My introduction to house music came from my brother and I stumble upon the music video for “One More Time” on Galavisión at my grandfather’s apartment. From the moment I heard the track and saw the Interstellar 5555 paired with the anime music video, we knew we had to have that record…so we bugged my dad to buy the Discovery album that same day and we all instantly became Daft Punk fans that night.
Through the course of the years, I’ve had the pleasure of releasing my music on several labels that I look up to, and met some incredible friends, collaborators, and peers who are on this journey. It’s been an adventure that has led to some incredible opportunities in the Austin music community such as opening for Purple Disco Machine at The Concourse Project and even opening up for one of my long-time musical heroes Roosevelt. I’m happy where I am today, but I still have so much to share as I continue working on what I would consider my passion project.
For you, what is the magic of music? The thing that makes it such a big part of your life?
Music has always been one of the things that made the most sense to me in life. I have a lot of friends who excel in their careers, academics, athletics, art, and even social skills. For me, ever since 4th Grade band, music always clicked with me. I feel like as a kid I spent so much time trying to figure out what I was good at, and when it came down to music, I felt like I finally had something that I can be good at.
I feel like as a kid I spent so much time trying to figure out what I was good at, and when it came down to music, I felt like I finally had something that I can be good at.
Are there any artists in particular who you are finding inspiring at the moment?
It’s been amazing to see my heroes Alan Braxe and DJ Falcon back at it again and staying true to their sound with their “Step By Step” release. Clavette, an artist I’ve collaborated with on a few occasions, is one that’s pushing the French house sound in a modern way that has been really well received, so I’m pretty in tune with his releases. I’ve also been listening to a lot of Fred Falke lately, and also Street Player’s latest tune “Nothing You Can Do” has been an incredible release that’s heavy in my rotation!
Your new track on the RVDIOVCTIVE compilation seems to take inspiration from the classic French touch sound. Is that an era you find a lot of inspiration from?
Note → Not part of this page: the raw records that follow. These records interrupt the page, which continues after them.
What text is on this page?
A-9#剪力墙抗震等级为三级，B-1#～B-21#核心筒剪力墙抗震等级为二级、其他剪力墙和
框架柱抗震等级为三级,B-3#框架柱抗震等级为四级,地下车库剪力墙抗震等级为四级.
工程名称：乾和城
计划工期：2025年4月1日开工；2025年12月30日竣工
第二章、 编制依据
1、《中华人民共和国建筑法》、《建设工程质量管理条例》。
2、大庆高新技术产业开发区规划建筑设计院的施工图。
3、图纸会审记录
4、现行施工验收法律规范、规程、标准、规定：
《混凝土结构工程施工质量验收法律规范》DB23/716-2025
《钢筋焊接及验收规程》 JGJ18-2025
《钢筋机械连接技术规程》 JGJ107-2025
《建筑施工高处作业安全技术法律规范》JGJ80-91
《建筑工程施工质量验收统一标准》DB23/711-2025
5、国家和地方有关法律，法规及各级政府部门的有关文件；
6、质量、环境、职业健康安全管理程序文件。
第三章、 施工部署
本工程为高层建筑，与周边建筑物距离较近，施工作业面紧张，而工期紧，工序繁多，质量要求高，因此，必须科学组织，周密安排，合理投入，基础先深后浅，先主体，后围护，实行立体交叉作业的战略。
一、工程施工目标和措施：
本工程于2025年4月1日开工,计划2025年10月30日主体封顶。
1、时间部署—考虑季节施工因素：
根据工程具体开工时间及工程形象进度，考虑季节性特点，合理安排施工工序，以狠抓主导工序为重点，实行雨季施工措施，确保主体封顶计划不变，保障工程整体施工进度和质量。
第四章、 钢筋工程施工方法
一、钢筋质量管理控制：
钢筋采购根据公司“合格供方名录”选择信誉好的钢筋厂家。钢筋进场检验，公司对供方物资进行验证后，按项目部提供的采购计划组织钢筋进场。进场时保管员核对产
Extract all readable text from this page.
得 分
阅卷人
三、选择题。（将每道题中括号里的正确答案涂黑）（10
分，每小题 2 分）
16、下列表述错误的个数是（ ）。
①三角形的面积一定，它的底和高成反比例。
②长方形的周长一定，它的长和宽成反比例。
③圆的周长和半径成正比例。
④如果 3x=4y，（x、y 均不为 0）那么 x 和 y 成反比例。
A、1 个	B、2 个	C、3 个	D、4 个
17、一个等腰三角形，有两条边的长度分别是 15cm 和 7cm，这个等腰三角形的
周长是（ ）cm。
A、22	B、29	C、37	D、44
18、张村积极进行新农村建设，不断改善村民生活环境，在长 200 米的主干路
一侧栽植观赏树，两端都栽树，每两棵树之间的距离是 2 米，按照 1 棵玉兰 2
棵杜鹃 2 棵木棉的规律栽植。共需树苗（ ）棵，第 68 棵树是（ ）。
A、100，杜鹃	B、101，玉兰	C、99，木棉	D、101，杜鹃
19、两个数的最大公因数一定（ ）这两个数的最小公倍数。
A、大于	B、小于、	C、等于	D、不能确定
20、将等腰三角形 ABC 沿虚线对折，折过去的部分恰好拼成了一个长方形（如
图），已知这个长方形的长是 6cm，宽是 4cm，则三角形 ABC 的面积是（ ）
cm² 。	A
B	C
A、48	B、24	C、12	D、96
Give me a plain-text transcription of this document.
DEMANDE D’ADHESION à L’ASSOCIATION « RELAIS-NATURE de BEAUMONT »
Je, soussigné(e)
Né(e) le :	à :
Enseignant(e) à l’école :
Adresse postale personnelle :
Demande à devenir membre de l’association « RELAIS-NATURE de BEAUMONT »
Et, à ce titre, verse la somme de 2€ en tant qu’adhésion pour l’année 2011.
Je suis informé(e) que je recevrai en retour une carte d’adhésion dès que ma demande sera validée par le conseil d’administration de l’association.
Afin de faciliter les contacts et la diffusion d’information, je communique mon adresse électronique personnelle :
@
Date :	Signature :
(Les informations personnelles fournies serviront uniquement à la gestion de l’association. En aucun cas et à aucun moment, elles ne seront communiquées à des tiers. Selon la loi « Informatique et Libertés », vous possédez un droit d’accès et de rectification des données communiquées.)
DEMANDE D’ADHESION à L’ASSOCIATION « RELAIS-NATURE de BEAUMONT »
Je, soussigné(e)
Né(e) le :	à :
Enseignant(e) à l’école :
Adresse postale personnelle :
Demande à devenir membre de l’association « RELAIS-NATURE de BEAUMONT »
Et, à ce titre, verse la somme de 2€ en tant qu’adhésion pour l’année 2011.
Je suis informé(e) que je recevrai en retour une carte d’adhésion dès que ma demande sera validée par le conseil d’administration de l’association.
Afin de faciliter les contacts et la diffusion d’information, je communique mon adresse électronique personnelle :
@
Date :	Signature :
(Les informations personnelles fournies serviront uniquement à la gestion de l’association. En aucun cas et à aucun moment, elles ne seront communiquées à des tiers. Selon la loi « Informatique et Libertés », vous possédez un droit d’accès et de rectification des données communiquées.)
I’m glad you noticed! That’s honestly where I find my authentic self when it comes to production. A lot of my music draws inspiration from that era. Emotionally, I think whenever I approach a production, my true north has always been the French touch sound. I remember when I first put my head down and started working on stuff, I was trying to produce what everyone else was making (Tech House, Bass House, etc.) but it never felt quite right. So I quickly made a change to produce the tracks that I love to hear when I’m out dancing and all I kept going back to was the nostalgia and the love for that French Touch sound.
Which are the tracks from that particular era that you feel have really stood the test of time?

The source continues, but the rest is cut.